After the first week, your doctor checks your blood estrogen levels and uses ultrasound to see whether eggs are maturing in the follicles. During the second week, your dosage may change based on test results. And you are monitored frequently with transvaginal ultrasound and blood tests. If follicles fully develop, you are given a human chorionic gonadotropin (hCG) injection to stimulate the follicles to mature. The mature eggs are collected 34 to 36 hours later by needle aspiration guided by ultrasound. You will usually have pain medicine and sedation for this procedure.
Sperm collection. Sperm are collected by means of masturbation or by taking sperm from a testicle through a small incision. This procedure is done when a blockage prevents sperm from being ejaculated or when there is a problem with sperm development. Sperm may have been collected and frozen at an earlier time. Then the sperm are thawed on the day the eggs are collected.

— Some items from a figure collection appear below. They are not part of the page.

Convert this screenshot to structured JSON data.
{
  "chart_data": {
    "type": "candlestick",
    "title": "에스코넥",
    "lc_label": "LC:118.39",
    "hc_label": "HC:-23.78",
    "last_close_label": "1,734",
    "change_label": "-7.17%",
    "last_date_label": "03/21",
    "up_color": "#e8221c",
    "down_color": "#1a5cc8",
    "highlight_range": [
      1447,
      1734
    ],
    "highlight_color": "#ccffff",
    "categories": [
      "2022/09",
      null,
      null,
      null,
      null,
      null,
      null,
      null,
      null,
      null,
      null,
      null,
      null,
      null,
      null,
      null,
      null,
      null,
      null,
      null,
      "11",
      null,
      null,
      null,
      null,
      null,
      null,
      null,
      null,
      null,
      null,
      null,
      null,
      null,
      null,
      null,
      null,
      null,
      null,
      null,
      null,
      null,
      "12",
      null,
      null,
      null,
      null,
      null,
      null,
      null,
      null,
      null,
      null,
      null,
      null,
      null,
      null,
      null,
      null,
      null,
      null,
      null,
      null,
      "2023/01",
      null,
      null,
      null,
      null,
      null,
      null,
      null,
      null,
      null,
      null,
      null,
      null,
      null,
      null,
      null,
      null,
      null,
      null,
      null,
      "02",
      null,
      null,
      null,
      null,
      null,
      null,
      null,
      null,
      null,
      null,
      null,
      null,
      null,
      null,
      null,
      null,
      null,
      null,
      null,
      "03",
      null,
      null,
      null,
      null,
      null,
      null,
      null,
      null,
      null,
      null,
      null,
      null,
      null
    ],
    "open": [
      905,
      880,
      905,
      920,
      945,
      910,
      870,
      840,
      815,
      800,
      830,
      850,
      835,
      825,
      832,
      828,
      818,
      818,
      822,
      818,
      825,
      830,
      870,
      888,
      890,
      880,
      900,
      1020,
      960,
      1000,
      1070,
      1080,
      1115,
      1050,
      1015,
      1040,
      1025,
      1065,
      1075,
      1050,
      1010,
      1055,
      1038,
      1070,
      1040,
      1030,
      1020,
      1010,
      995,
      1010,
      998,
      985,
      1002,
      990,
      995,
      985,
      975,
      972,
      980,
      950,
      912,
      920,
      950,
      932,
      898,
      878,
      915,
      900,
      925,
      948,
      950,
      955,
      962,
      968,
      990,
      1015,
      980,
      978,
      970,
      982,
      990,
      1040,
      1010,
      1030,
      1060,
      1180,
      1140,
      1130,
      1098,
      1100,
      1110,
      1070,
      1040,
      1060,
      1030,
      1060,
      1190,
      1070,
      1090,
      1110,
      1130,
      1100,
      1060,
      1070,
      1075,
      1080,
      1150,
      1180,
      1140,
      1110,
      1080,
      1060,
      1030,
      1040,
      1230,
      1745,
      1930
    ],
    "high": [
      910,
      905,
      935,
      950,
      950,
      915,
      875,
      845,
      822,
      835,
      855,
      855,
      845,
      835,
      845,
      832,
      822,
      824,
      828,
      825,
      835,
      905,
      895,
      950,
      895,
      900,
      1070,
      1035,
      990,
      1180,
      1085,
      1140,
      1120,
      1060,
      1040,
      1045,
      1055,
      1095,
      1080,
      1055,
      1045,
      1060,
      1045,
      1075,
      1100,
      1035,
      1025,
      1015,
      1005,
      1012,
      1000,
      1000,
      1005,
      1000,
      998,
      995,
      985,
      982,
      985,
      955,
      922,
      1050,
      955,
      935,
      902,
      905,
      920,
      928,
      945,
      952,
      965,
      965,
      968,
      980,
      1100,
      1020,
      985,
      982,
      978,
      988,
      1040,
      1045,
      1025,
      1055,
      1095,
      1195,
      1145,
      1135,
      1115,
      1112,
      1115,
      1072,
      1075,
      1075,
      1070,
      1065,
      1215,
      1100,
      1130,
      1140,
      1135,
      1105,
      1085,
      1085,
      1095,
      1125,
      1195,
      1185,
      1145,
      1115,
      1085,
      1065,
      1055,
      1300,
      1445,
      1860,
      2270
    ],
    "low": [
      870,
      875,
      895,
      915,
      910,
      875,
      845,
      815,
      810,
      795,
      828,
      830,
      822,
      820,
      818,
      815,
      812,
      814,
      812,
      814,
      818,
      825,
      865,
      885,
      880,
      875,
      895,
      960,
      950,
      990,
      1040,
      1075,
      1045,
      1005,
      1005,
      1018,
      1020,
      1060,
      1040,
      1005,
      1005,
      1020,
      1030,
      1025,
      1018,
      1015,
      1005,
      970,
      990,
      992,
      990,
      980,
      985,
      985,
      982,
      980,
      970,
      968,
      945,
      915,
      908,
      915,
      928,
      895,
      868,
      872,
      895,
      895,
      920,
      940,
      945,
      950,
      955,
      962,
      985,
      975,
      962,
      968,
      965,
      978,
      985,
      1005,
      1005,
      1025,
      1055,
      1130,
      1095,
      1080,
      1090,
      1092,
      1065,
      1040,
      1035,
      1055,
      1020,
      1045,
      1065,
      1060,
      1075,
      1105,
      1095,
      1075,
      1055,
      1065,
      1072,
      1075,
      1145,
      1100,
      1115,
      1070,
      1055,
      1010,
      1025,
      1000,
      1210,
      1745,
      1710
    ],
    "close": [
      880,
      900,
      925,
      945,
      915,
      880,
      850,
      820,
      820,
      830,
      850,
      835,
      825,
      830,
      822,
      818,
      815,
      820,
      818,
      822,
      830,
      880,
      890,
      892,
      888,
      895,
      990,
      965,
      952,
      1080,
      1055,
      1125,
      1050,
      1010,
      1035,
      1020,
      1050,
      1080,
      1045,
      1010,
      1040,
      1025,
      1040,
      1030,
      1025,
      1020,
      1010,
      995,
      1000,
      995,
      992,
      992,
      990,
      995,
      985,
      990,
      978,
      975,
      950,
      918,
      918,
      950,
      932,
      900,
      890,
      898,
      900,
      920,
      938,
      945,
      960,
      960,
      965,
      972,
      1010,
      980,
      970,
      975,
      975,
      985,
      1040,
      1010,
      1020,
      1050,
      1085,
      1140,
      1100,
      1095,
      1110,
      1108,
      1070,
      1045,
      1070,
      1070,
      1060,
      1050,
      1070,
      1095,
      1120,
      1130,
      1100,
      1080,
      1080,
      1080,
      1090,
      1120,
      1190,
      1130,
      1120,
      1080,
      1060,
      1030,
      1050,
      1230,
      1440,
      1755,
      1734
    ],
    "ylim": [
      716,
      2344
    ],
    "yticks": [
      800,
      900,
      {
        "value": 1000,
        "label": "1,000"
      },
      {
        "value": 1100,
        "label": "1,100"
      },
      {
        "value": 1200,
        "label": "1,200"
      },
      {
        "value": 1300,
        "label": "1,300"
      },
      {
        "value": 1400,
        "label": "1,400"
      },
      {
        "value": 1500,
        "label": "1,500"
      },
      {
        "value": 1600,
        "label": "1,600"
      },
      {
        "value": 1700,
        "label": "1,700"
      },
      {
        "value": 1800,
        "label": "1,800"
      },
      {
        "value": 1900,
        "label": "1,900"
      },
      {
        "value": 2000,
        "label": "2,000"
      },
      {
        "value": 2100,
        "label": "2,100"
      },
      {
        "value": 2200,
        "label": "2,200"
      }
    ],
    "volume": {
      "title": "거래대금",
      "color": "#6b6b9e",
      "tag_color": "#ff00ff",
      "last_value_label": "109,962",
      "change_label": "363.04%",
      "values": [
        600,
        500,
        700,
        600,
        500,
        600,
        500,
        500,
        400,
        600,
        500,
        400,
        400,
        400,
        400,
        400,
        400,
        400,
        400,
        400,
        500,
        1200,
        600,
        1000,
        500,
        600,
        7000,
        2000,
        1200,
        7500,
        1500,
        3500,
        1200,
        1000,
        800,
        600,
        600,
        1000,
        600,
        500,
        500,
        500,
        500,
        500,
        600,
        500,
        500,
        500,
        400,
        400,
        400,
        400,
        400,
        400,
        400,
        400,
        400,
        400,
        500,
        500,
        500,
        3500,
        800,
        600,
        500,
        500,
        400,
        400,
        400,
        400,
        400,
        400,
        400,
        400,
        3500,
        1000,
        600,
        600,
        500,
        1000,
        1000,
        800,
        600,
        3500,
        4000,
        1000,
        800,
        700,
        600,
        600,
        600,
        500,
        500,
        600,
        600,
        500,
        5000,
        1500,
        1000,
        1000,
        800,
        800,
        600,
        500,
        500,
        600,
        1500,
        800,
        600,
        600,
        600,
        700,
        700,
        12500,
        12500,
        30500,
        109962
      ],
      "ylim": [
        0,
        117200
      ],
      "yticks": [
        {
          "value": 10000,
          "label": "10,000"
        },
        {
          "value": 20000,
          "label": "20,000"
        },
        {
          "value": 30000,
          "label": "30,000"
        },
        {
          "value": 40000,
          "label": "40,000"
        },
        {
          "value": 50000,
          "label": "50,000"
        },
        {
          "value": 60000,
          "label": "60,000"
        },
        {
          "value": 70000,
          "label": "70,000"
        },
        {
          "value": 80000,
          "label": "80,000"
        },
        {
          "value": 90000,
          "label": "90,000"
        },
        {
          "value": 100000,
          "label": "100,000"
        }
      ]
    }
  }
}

Fertilization and embryo transfer. The eggs and sperm are placed in a glass dish and incubated with careful temperature, atmospheric, and infection control for 48 to 120 hours. About 2 to 5 days after fertilization, the best fertilized eggs are selected. One to three are placed in the uterus using a thin flexible tube (catheter) that is inserted through the cervix. Those remaining may be frozen (cryopreserved) for future attempts.
Pregnancy and birth. Any embryos that implant in the uterus may then result in pregnancy and birth of one or more infants.